Without a History, One Has No Future - 10/05
I’ve had the pleasure of previewing a new book by Robin Landa, entitled Designing Brand Experiences (Thomson Delmar Learning), which also features a forward by Steve Liska. I was particularly drawn to Robin’s discussion of ethics, in which she thoughtfully addresses the designer’s potential impact, both positive and negative, on audience, client, society and environment. Responding to the criticism that brand design exists to solely encourage soulless materialism, she nicely stakes out a middle ground by not only treating the critique with respect, but also explaining the significant economic and social benefits of branding, design and consumerism.
Robin also observes, in a point that seems prescient in light of the ongoing hurricane disaster, that “the same skill sets used to promote brands are used to promote social causes, organizations and charitable groups. Advertising agencies and the creative professionals employed by them donate time and talent to create public service advertising. Innumerable public service advertising campaigns have greatly benefitted society... The graphic design community is a generous, intelligent and kind one. A recent Icograda survey reported that ‘ninety percent of designers do pro bono work. Almost a third do it on a regular basis, and sixty-one percent do it occasionally for causes they consider worthy.’”
Timely examples of the generous, kind and intelligent nature of the creative community are starting to emerge as the floodwaters of Hurricane Katrina recede and we go to press. We are keen to report on them in more detail next month, as relief and recovery activities accelerate. In the meantime, however, I call your attention to two projects to provide aid and comfort to the graphic designers of the Gulf Coast. As reflected in our story this month by the New Orleans graphic designer, Matt Touchard, many creative professionals lost homes, jobs, studios and so much more as a consequence of Katrina.
One project is Displaced Designer (www.displaceddesigner.com). It’s focus in the immediate aftermath of the storm has been to match designers in need with offers of help in several categories, including gear, work, cash and schools. The effort is being coordinated by William Drenttel, a former AIGA president, and Matthew Richmond, principal of The Chopping Block, Inc. Displaced Designer is a wonderful example seeing a job that needs to be done and doing it. No muss, no fuss, no asking for permission.
The other project is the AIGA’s Disaster Relief Task Force (www.aiga.org/reliefeffort). Efforts there include coordinating relief in collaboration with Displaced Designer, raising money for a Relief Fund to facilitate the recovery of design practices, seeking opportunities to volunteer for wayfinding and other design-related projects as the recovery takes shape, and developing a handbook and strategies for mobilizing to help in future disasters. Checks can be made out to the AIGA Disaster Relief Fund and sent to AIGA’s national headquarters at 164 Fifth Avenue, New York, NY 10010. The group assures us that all funds “will benefit designers. No monies will go to administrative expenses or other general purposes. Some funds, however, may be used by AIGA chapters in the affected areas to establish networking and support systems.”
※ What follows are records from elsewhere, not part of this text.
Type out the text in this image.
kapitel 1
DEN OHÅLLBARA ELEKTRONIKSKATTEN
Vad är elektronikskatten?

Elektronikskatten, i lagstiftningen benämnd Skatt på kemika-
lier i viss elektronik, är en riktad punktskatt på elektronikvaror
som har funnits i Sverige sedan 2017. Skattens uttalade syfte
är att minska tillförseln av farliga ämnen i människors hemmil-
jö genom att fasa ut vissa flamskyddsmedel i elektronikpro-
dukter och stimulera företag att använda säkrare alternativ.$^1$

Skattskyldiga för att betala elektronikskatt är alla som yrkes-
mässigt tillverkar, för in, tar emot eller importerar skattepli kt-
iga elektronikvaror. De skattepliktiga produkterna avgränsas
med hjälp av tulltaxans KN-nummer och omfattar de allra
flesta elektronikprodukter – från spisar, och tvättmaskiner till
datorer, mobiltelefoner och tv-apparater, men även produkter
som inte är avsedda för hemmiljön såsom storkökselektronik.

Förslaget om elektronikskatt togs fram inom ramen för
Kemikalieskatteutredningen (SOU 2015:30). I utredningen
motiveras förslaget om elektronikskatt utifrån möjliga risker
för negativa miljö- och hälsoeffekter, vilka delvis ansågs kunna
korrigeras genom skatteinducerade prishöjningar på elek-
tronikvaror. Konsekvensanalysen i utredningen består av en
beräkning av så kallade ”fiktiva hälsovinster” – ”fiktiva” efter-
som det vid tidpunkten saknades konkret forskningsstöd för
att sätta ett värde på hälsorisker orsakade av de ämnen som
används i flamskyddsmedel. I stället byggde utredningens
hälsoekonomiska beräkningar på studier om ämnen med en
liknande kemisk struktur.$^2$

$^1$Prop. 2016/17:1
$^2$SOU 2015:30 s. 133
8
Matt Touchard puts the relief efforts in context, when he states:
“Though this is a heart-wrenching, life-altering event that will haunt generations of us here in my deep, sultry south, let me tell you this — we will rise above this and hold our heads high, so very high above these waters. And we will be back. Right here with our gumbo of cultures, our jazz and delta blues and, of course, our rich history that so many across the world come to experience. Because, you see, without a history, one simply has no future.”